Emma Volume 6

Written by Kaoru Mori
Illustrated by Kaoru Mori

While William debates about what to do with his life, those around him are taking action. The slimy viscount will stop at nothing to make sure that William's marriage to his daughter Eleanor goes through, and soon Emma may pay a terrible price for her love of a man outside her station.

Is this the end for Emma and William? Should it be? When William weighs his love for Emma against his desire to respect his family's place in society, which one will win? And who will be hurt in the process? It's a lose-lose situation as we race towards the climax of the main story of Emma.

Most of the chapters in this volume are called "The Worst State of Affairs" and that's extremely apt, as Williams' inability to decide what he's going to do basically starts to wreck the lives of everyone around him. He's proving to be even more of a selfish jerk as this series progresses, trying to hold on to both parts of his world for as long as possible.

It's a trend I noted before, but here it breaks Eleanor's heart and throws Emma into danger, and that's only two of the people it affects. You could easily spend some time writing an essay or two on how William's desire to have his cake and eat it two also causes problems for his sisters, his parents, and even the other servants at Emma's German household.

At this point, I don't want William to get *either* girl, because a man who can't decide and strings people along deserves neither. Plus, I can't see any way in which William will be happy. If he does stay with Eleanor, he's going to be miserable and beastly to her. If Emma is saved from the predicament he put her in with his dithering, then he's going to lose all he has and be miserable and resentful to Emma for causing him to give up his life of luxury.

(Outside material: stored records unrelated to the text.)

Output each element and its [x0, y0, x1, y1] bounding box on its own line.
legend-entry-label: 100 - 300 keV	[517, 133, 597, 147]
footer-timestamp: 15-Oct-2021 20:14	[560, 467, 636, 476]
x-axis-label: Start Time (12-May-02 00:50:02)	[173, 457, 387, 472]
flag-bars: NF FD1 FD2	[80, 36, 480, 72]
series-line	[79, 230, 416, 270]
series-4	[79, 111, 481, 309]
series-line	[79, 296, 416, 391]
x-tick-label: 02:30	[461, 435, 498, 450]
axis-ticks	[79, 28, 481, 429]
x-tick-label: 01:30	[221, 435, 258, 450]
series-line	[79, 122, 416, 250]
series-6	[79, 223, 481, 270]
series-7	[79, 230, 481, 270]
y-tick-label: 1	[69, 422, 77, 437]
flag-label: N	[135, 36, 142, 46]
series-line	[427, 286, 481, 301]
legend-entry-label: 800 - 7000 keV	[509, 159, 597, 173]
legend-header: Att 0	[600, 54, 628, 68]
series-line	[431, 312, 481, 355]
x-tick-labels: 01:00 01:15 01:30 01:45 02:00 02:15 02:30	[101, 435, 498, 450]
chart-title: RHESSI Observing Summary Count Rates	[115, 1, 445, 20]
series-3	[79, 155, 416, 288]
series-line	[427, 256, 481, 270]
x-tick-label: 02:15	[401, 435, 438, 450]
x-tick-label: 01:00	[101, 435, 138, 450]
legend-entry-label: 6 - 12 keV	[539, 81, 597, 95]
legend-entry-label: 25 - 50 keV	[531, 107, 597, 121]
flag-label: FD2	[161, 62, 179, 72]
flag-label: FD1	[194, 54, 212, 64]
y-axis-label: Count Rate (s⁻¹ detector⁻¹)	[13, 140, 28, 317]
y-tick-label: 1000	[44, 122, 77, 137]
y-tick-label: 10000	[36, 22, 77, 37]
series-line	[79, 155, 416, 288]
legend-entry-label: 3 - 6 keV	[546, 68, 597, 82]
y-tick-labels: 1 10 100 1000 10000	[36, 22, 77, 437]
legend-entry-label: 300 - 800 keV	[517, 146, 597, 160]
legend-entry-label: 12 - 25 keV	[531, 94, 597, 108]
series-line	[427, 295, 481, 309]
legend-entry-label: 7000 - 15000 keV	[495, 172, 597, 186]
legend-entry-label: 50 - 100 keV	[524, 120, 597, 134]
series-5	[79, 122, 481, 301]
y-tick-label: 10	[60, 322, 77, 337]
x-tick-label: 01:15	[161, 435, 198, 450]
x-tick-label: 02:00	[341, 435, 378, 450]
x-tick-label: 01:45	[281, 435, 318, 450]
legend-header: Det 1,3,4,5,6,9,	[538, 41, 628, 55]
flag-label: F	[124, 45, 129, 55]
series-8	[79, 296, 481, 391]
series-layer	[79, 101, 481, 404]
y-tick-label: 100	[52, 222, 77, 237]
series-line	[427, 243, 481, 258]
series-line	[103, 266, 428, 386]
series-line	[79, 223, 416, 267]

That's the beauty of what Mori has set up in this manga. Thanks to a complex web that tightened as we went along, there are now so many strings attached to William's actions that no matter what he does, there will be a heavy price to pay. We see this play out across this sixth volume. Everything William does or fails to do sets something in motion, and the cost is high. By the time we get to the big battle of words that's been brewing for some time now between William and his father, the reader can see that William is boxed into a corner that's half the fault of classicism and half his own doing.

The question is, does William see it, too? There may be shonen action lines by his face, but is there a light bulb, too? Given that William seems to change his plans about as often as Nascar drivers change tires, I'm betting the answer is no. I'll be curious to see how Mori handles this as she wraps up the narrative.

Despite being the title character, Emma's role is not very big here. As with anyone of her personality and class status, she is merely reacting to what happens around her. Thrilled at the idea of being with William but tempered by her general restraint, we see her getting caught up in one of the strings William has unknowingly weaved in the course of his actions. She's taken in because of her good heart, and seeing her punished for being arguably the only innocent in these whole proceedings is hard to read.

I don't want Emma to end up with William so much as I just want her to be happy. It seems like all being close to William has done for her is to make matters worse. After all, getting captured by Alan Moore is not a fate I'd wish on anyone. (Just trust me on this one, it requires reading the book to get the joke.) I hope that Emma is okay, but I worry that unless Mori opts for the happy ending, we may see even worse things in store for her.

Speaking of the ending, I admit that I am a bit concerned about how this one is going to wrap up. I really like the direction that Mori has taken this tale of Victorian England because she's exposed the flaws of a class-based society very well. However, in order to finish things the way she should, I think the ending could end up quite painful for her characters, Emma in particular. That's the way I think it should go, but can Mori pull that off when so many times we see writers give a story a "happy" ending because it plays better to the majority of readers?

I didn't like McCarthy's "The Road" because I felt the ending was tacked on with no relation to the way the rest of his dark tale proceeded. I worry quite a bit that Emma's going to be resolved in such a way that leaves people feeling good about life but ultimately doesn't mesh with the rest of the books in the series. I'm hoping I'm wrong, but I'm braced either way (and please don't tell me!).

Though I do like the plot of this volume a lot, I can't say that the art really moved me this time. We still get some awesome period work in terms of dress, but there's a sameness to the characters that really bothered me more here than in the past. In the big scene at the end, I couldn't tell William apart from his father, and it was had to keep track of the various young women in the Jones household. I wish that Mori has worked a bit harder to make distinctions, and it's the one thing about Emma as a whole that can be a problem for the reader. She still does a nice job with facial emotions, however, so we get the full impact of the drama by reading everyone's eyes. I wish some of that detail on the faces had been expanded to make a few more visual cues for the reader as to who is speaking, however.

It may take me a bit to track down a copy of the rest of Emma, which is annoying given how close I am to the end. I really do want to see how all this plays out. I've enjoyed Emma a lot, and I definitely recommend it to anyone looking for a manga series that's a bit more adult but still has strong themes from shojo in terms of characters and relationships. I'm glad to be reading Emma, and I think you will be, too.